Home

Crítica

Artículo

Crítica de cine

'Siete cabezas': el miedo devora el alma

Jaime Osorio Márquez presenta una película de terror fuera de lo común.

Revista Arcadia
20 de octubre de 2017

Estamos con nuestros miedos como Marcos frente a la laguna, en uno de los primeros planos de Siete cabezas: solos, a la intemperie… y con los pies mojados. Los otros planos de inicio del segundo largometraje de Jaime Osorio Márquez muestran un bosque en llamas y un paisaje exuberante. La película nos instala en las coordenadas de un drama de proporciones cósmicas: la naturaleza y el hombre, Dios y sus criaturas. Es el universo al que Siete cabezas invita a entrar, uno donde todo está interconectado y en el cual lo pequeño resuena en lo grande, lo interior en el inmenso afuera. No a la manera reconfortante de las técnicas de autoayuda, sino con un potencial de muerte y devastación.

Camila, una bióloga embarazada, llega a un parque natural; luego llega Leo, su pareja. Ambos investigan la muerte misteriosa de los pájaros de la zona; después hay una mortandad de peces. ¿Por qué está pasando? ¿Qué o quién causa esas muertes que ninguna prueba de laboratorio explica? Marcos, el guardabosque, quien debe velar por los investigadores, los asedia con miradas e interrogatorios, con un deseo –o un odio– que crece. ¿De dónde es? ¿Tiene hermanos? son preguntas que Marcos le hace a Leo y son cuestiones que nosotros, los espectadores, también queremos saber de Marcos. Al parque llegan turistas torpes que prenden fogatas aunque esté prohibido. Marcos pide que las apaguen. La pareja de biólogos parece quererse, pero al rato luce a punto de romperse. El clima de inestabilidad se acumula y la mayor virtud de la película es desarrollarlo de manera progresiva, permitiéndose sembrar indicios desconcertantes como el plano de un niño indefenso, que se inserta sin explicación.
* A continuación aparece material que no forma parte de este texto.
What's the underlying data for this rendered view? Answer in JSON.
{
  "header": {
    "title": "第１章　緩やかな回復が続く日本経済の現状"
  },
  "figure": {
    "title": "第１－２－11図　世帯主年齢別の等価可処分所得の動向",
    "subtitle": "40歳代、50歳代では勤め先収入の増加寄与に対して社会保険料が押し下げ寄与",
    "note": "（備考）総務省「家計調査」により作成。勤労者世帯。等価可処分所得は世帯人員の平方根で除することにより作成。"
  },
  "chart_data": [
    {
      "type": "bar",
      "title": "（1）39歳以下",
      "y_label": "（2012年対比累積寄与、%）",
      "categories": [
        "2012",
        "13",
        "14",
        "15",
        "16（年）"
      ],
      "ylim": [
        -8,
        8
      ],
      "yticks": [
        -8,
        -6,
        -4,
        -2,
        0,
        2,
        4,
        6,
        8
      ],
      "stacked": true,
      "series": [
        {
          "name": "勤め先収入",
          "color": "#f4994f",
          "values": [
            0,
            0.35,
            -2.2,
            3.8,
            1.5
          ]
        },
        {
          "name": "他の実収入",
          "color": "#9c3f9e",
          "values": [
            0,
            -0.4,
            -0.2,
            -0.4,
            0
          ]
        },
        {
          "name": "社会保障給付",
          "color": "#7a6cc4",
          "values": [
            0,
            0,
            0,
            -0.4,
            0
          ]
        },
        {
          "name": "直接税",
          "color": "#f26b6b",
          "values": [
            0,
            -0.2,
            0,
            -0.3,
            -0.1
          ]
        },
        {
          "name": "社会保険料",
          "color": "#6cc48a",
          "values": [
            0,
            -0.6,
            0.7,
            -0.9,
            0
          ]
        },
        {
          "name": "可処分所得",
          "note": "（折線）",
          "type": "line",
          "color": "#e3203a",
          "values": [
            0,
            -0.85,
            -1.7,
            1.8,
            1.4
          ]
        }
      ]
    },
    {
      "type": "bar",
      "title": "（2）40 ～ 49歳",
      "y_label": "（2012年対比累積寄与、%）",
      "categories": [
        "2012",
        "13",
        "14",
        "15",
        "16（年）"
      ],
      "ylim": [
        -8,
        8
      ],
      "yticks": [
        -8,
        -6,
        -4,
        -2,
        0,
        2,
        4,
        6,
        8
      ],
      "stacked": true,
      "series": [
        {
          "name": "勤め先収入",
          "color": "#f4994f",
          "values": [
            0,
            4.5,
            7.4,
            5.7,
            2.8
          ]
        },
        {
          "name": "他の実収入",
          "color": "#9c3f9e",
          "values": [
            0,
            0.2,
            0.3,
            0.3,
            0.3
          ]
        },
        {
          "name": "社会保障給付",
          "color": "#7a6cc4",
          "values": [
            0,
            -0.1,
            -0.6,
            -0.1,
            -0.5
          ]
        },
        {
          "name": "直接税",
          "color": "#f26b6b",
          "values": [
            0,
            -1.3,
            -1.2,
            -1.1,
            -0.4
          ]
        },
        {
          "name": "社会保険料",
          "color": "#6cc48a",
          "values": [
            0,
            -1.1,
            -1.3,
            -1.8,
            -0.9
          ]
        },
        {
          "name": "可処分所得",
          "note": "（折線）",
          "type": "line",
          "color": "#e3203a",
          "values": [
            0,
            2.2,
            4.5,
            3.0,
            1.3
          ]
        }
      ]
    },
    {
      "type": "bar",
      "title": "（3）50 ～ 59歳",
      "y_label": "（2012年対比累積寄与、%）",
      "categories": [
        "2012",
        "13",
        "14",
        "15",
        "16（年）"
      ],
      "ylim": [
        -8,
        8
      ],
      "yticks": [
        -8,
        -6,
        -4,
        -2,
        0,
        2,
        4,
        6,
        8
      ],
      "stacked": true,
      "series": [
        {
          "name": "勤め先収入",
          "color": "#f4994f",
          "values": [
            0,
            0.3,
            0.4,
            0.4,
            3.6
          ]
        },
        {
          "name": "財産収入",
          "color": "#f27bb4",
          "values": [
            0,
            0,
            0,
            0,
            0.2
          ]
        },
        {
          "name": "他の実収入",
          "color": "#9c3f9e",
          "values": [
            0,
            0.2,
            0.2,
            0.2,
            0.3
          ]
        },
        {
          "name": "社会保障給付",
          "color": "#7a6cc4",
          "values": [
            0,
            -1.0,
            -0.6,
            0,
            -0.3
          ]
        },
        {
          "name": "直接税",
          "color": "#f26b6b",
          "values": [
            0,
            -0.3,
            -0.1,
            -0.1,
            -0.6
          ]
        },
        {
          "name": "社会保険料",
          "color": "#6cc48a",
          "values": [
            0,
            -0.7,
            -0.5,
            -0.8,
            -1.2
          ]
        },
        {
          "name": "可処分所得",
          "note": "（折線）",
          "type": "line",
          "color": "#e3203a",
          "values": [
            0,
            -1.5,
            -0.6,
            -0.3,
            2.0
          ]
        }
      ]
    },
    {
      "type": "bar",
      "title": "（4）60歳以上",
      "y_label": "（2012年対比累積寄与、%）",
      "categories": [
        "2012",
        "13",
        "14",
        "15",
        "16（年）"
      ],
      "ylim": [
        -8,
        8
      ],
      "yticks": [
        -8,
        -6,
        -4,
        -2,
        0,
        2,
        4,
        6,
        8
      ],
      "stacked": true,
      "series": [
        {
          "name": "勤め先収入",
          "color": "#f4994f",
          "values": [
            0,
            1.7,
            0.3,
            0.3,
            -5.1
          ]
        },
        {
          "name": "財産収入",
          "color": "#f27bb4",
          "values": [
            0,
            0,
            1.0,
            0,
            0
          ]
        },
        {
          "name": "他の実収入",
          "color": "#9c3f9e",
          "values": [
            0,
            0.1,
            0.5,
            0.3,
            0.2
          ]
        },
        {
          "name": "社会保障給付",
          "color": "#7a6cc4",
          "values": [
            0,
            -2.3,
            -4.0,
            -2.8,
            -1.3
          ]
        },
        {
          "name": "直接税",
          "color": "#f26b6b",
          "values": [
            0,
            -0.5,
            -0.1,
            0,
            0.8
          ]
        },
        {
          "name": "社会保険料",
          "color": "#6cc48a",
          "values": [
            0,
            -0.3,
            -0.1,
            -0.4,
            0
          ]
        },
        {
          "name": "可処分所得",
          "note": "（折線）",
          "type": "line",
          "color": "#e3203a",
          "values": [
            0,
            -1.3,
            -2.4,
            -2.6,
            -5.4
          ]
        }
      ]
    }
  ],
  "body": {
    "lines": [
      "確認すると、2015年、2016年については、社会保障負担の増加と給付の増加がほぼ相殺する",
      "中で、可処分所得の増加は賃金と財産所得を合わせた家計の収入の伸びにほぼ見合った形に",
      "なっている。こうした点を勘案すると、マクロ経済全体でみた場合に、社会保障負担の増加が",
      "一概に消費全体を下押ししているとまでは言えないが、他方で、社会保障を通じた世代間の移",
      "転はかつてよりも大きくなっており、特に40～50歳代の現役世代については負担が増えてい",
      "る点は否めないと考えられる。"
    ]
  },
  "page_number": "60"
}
Siete cabezas no es una película de terror al uso, en la que el miedo está programado y se esfuma tan pronto se prenden las luces de la sala y volvemos a la “confortable” realidad. Sin sacrificar los guiños al género, incluso en algunos de sus más pueriles o gastados recursos, como los ocasionales excesos de efectos visuales y diseño sonoro, Osorio Márquez ha dirigido una película que es, antes que nada, el estudio de un personaje, Marcos, sacudido por fuerzas opuestas. ¿El bien y el mal? Sí, pero también de nociones más básicas e inmanentes: del cuidado de la vida –como cuando entierra cuidadosamente un pájaro– y de su destrucción, y de la manera en que ambos instintos conviven en un mismo ser.

No es común en el cine colombiano que las películas se construyan en torno al magnetismo de un personaje. Esta precariedad se debe a un exceso de presunciones sociológicas y a la aplicación de psicologías de manual. En ambos casos, el arquetipo predomina sobre lo individual, el personaje termina recortado por la fuerza de lo colectivo o apisonado en un relato coral o atmosférico. En Siete cabezas, en una historia dominada por referencias directas al Apocalipsis, era fácil que el arquetipo o la superchería ahogara al personaje. Sin embargo, hay algo misterioso en el actor que interpreta a Marcos (Alexander Betancur) y en la forma en que es dirigido, que crea empatía. Los otros personajes son más planos, porque están construidos desde un realismo psicológico que entra en choque con la atmósfera sobrenatural que la película se propone transmitir y que la luz y los movimientos siempre precisos –a veces necesariamente inestables– de la cámara ayudan a reforzar.

Además del drama sobrenatural, y como ya ocurría en El páramo, opera prima de Osorio, otras lecturas de Siete cabezas son posibles. El conflicto entre razón e instinto también se da entre hombres de la ciudad y del campo. Los comentarios de Leo sobre los campesinos dan cuenta de una armonía rota o que nunca existió: sospecha mutua y violencia latente. La batalla entre el bien y el mal ocurre en todos los frentes, en lo cósmico y en lo social. Lo difícil es saber dónde está el mal y qué es el bien. Como la razón y el instinto, son realidades que vienen aparejadas. Si se extirpa la una, la otra peligra, y el precario equilibrio se derrumba.